Rubén Rodríguez

Personal information
- Born: August 5, 1953 (age 72) New York City, New York
- Nationality: Puerto Rican
- Listed height: 6 ft 7 in (2.01 m)
- Listed weight: 210 lb (95 kg)

Career information
- College: LIU Brooklyn (1972–1975)
- NBA draft: 1975: undrafted
- Playing career: 1969–1991
- Position: Power forward / center

Career history
- 1969–1991: Vaqueros de Bayamón

Career statistics
- Points: 11,549 (18.3 ppg)
- Rebounds: 6,178 (9.8 rpg)
- Assists: 1,078 (1.7 apg)

= Rubén Rodríguez (basketball) =

Puerto Rican basketball player (born 1953)

Rubén Rodríguez Leon (born August 5, 1953) is a Puerto Rican former basketball player. Born in New York City and also a former resident of Los Angeles, California, he played 23 seasons in the Baloncesto Superior Nacional (BSN) tournament.

Many people consider either him to be, along with José Ortíz, Raymond Dalmau, Juan Vicens, Rafael Valle, Georgie Torres or Mario Morales, the greatest or one of the greatest basketball players in Puerto Rico's national tournament's history. He was one of only five players (Morales, Dalmau, Georgie Torres and Mario Butler being the other four) to reach 10,000 or more points during his BSN career, and for a long time, was the second best scorer ever behind Dalmau.
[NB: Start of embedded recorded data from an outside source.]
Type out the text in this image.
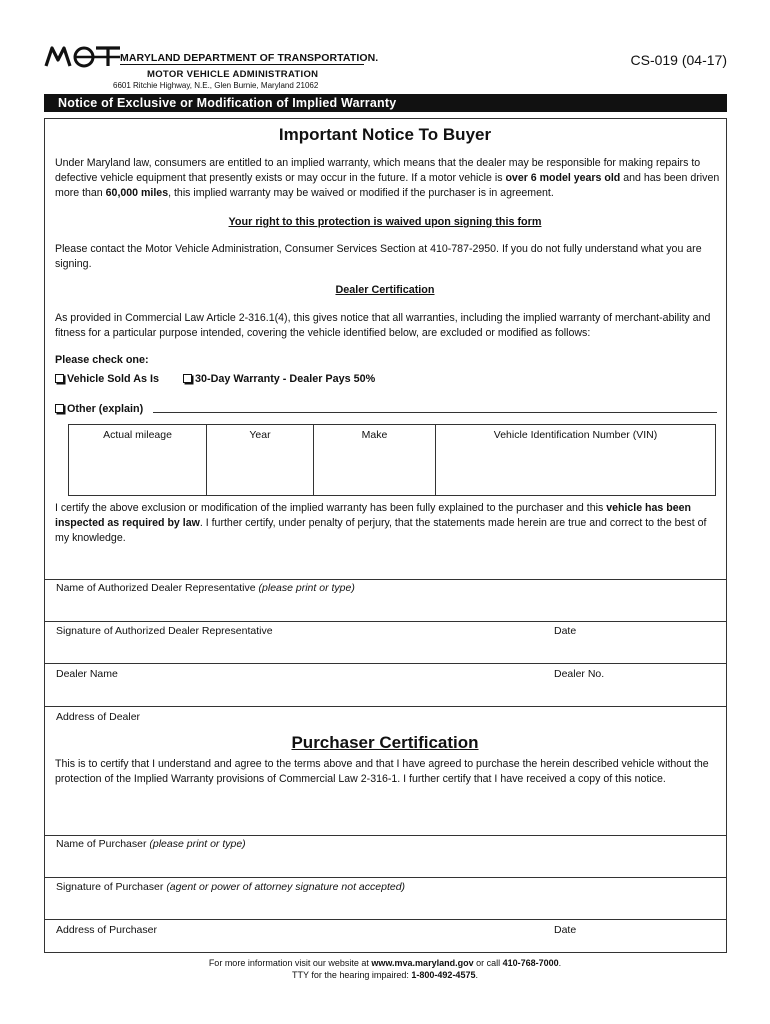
MARYLAND DEPARTMENT OF TRANSPORTATION.
MOTOR VEHICLE ADMINISTRATION
6601 Ritchie Highway, N.E., Glen Burnie, Maryland 21062
CS-019 (04-17)
Notice of Exclusive or Modification of Implied Warranty
Important Notice To Buyer
Under Maryland law, consumers are entitled to an implied warranty, which means that the dealer may be responsible for making repairs to defective vehicle equipment that presently exists or may occur in the future. If a motor vehicle is over 6 model years old and has been driven more than 60,000 miles, this implied warranty may be waived or modified if the purchaser is in agreement.
Your right to this protection is waived upon signing this form
Please contact the Motor Vehicle Administration, Consumer Services Section at 410-787-2950. If you do not fully understand what you are signing.
Dealer Certification
As provided in Commercial Law Article 2-316.1(4), this gives notice that all warranties, including the implied warranty of merchant-ability and fitness for a particular purpose intended, covering the vehicle identified below, are excluded or modified as follows:
Please check one:
Vehicle Sold As Is	30-Day Warranty - Dealer Pays 50%
Other (explain)
Actual mileage	Year	Make	Vehicle Identification Number (VIN)
I certify the above exclusion or modification of the implied warranty has been fully explained to the purchaser and this vehicle has been inspected as required by law. I further certify, under penalty of perjury, that the statements made herein are true and correct to the best of my knowledge.
Name of Authorized Dealer Representative (please print or type)
Signature of Authorized Dealer Representative	Date
Dealer Name	Dealer No.
Address of Dealer
Purchaser Certification
This is to certify that I understand and agree to the terms above and that I have agreed to purchase the herein described vehicle without the protection of the Implied Warranty provisions of Commercial Law 2-316-1. I further certify that I have received a copy of this notice.
Name of Purchaser (please print or type)
Signature of Purchaser (agent or power of attorney signature not accepted)
Address of Purchaser	Date
For more information visit our website at www.mva.maryland.gov or call 410-768-7000.
TTY for the hearing impaired: 1-800-492-4575.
Rodríguez spent his whole career with the Vaqueros de Bayamon of Bayamón. With the Vaqueros, he won 8 national championships, in 1969, five in a row from 1971 to 1975, one in 1981 and one in 1988, the year that the team inaugurated his actual venue, that carries his name, the Rubén Rodríguez Coliseum. He also garnered the MVP award in 1979, and, once the three-point shot was established for the first time in the Puerto Rican tournament during the 1980 season, he started making shots from behind the three-point line too.

Rodríguez was a member of the Puerto Rican national basketball team, playing in many international tournaments such as the Olympic Games and Pan American Games. Rodríguez for Team Puerto Rico played against Michael Jordan for Team USA, in Bayamon, in 1983.

He retired from basketball in 1991. He tried several times to coach a basketball team in the Puerto Rico League, BSN, but without success. His most recent attempt was with the Bayamón team in 2002. He started the season 0-5 and was eventually fired. He is now a basketball analyst for several radio shows in Puerto Rico.